Speaking of Christmas, my mom has been at MD Anderson getting treated since October. She was initially scheduled for surgery, but a scan upon arrival showed another mass, which negated the benefits of surgery. She’s been having chemo and radiation, which she’s been tolerating reasonably well, and has booked a flight home on December 24th – just in time for Christmas!
The bright side
The other day, I was standing in line at a store. The woman behind me said that she liked my hair, and asked if there was a reason that I had it that way. It was clear to me that this wasn’t about liking my hair, so I confirmed for her that I had gone through chemotherapy. She said that she had done the same, pulling off her cap, but that she didn’t have the courage to go out without a hat yet. We chatted briefly, and then she asked how I was able to stay so positive. She said that she was cancer-free now, but that she was depressed and feared recurrence and death all the time. She saw a special light, she said, and she was wondering how I managed it.
I was a little taken aback since the only special light I knew of came from the liberal use of moisturizers and a radioactive glow from treatments, but I shared my approach to staying alive, which is to control the things that I can – focusing on mental health, spiritual health, physical fitness, and watching what I eat – and living one day at a time. I don’t think I said anything useful, or anything she didn’t already know, but I gave her my number so that we could stay in touch.

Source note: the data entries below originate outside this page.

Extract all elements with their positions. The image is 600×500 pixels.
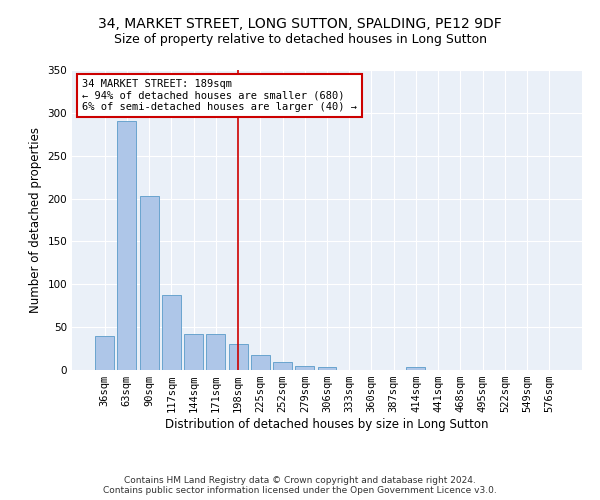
Text: 34 MARKET STREET: 189sqm
← 94% of detached houses are smaller (680)
6% of semi-d: 34 MARKET STREET: 189sqm ← 94% of detach… — [82, 79, 357, 112]
Text: 34, MARKET STREET, LONG SUTTON, SPALDING, PE12 9DF: 34, MARKET STREET, LONG SUTTON, SPALDING… — [98, 18, 502, 32]
Bar — [273, 362, 292, 370]
Bar — [162, 296, 181, 370]
Bar — [251, 356, 270, 370]
Text: Size of property relative to detached houses in Long Sutton: Size of property relative to detached ho… — [113, 32, 487, 46]
Bar — [140, 196, 158, 370]
Bar — [118, 122, 136, 370]
Bar — [295, 366, 314, 370]
Bar — [184, 334, 203, 370]
Bar — [406, 366, 425, 370]
Bar — [317, 366, 337, 370]
Bar — [229, 344, 248, 370]
Bar — [206, 334, 225, 370]
X-axis label: Distribution of detached houses by size in Long Sutton: Distribution of detached houses by size … — [165, 418, 489, 431]
Text: Contains HM Land Registry data © Crown copyright and database right 2024.: Contains HM Land Registry data © Crown c… — [124, 476, 476, 485]
Text: Contains public sector information licensed under the Open Government Licence v3: Contains public sector information licen… — [103, 486, 497, 495]
Y-axis label: Number of detached properties: Number of detached properties — [29, 127, 42, 313]
Bar — [95, 336, 114, 370]
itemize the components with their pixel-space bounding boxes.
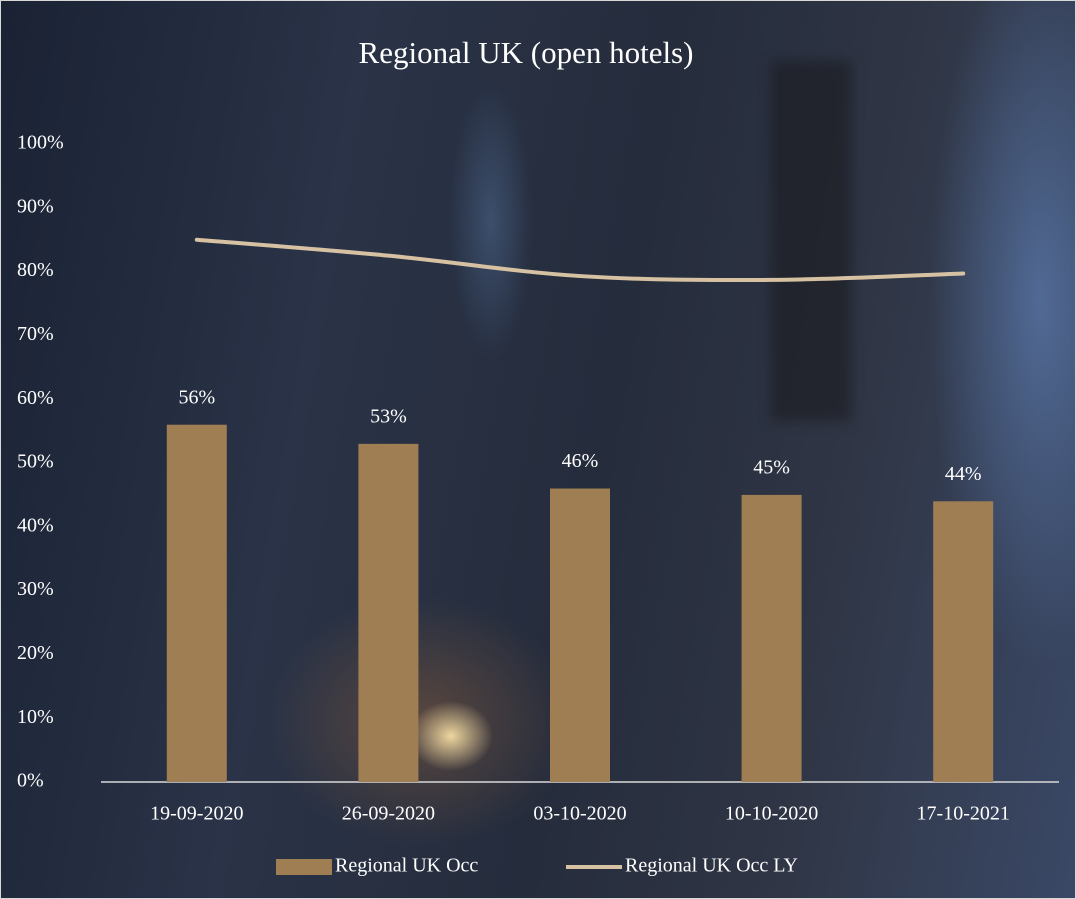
legend-label: Regional UK Occ LY	[625, 855, 798, 877]
y-tick-label: 60%	[17, 387, 54, 409]
y-tick-label: 100%	[17, 132, 64, 154]
x-tick-label: 10-10-2020	[725, 803, 818, 825]
y-tick-label: 80%	[17, 259, 54, 281]
data-label: 53%	[370, 405, 407, 427]
line	[194, 237, 966, 283]
y-tick-label: 20%	[17, 642, 54, 664]
y-tick-label: 50%	[17, 451, 54, 473]
y-tick-label: 10%	[17, 706, 54, 728]
y-tick-label: 90%	[17, 195, 54, 217]
data-label: 44%	[945, 463, 982, 485]
data-label: 45%	[753, 456, 790, 478]
x-tick-label: 26-09-2020	[342, 803, 435, 825]
chart-title: Regional UK (open hotels)	[359, 35, 694, 70]
bar	[358, 443, 419, 782]
bar	[741, 494, 802, 782]
x-tick-label: 19-09-2020	[150, 803, 243, 825]
legend-swatch	[276, 859, 332, 875]
bar	[166, 424, 227, 782]
legend-label: Regional UK Occ	[335, 855, 478, 877]
bar	[550, 488, 610, 782]
x-tick-label: 17-10-2021	[917, 803, 1010, 825]
y-tick-label: 70%	[17, 323, 54, 345]
background-sign	[771, 61, 851, 421]
y-tick-label: 0%	[17, 770, 44, 792]
x-tick-label: 03-10-2020	[533, 803, 626, 825]
bar	[933, 501, 994, 782]
y-tick-label: 30%	[17, 578, 54, 600]
data-label: 46%	[562, 450, 599, 472]
y-tick-label: 40%	[17, 514, 54, 536]
data-label: 56%	[178, 386, 215, 408]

Afterwards, I realized why it is that I’m doing so well. It is because I have been incredibly blessed with a community of friends and family that showed me, day in and day out, what it means to be loved. She didn’t tell anyone about her cancer, and suffered through it alone; I told everyone, and never felt alone. I am fortunate beyond measure to have a husband who loved and cared for me from the pixie and Voldemort days through surgery and now the Monchichi phase. I have a family that is loving and supportive. I have friends who have met my every need and spoiled me with luxuries. I have colleagues who stepped up and delivered when I was a cockroach on my back.
You did this.
I am here and well today because you made sure that I was not forgotten even when I was housebound, and that I felt loved at a time when it would have been easy to fall into despair. You prayed for me, you cried with me, and you fed me.
I read a book recently called Radical Remission, which is a study into thousands of cases of cancer patients who, despite having exhausted their medical options, were able to become cancer-free. These aren’t studies of miracles; on the contrary, there were nine common behaviors that these patients worked very hard at implementing. One of these was having strong social networks – being loved. The Godfather says it’s the secret to why his patients live longer.
There are many terms that people use to describe themselves after treatment: in remission, cancer survivor, cancer thriver…I haven’t yet figured out what’s right for me. For now, I’m just going to say that I’m lucky.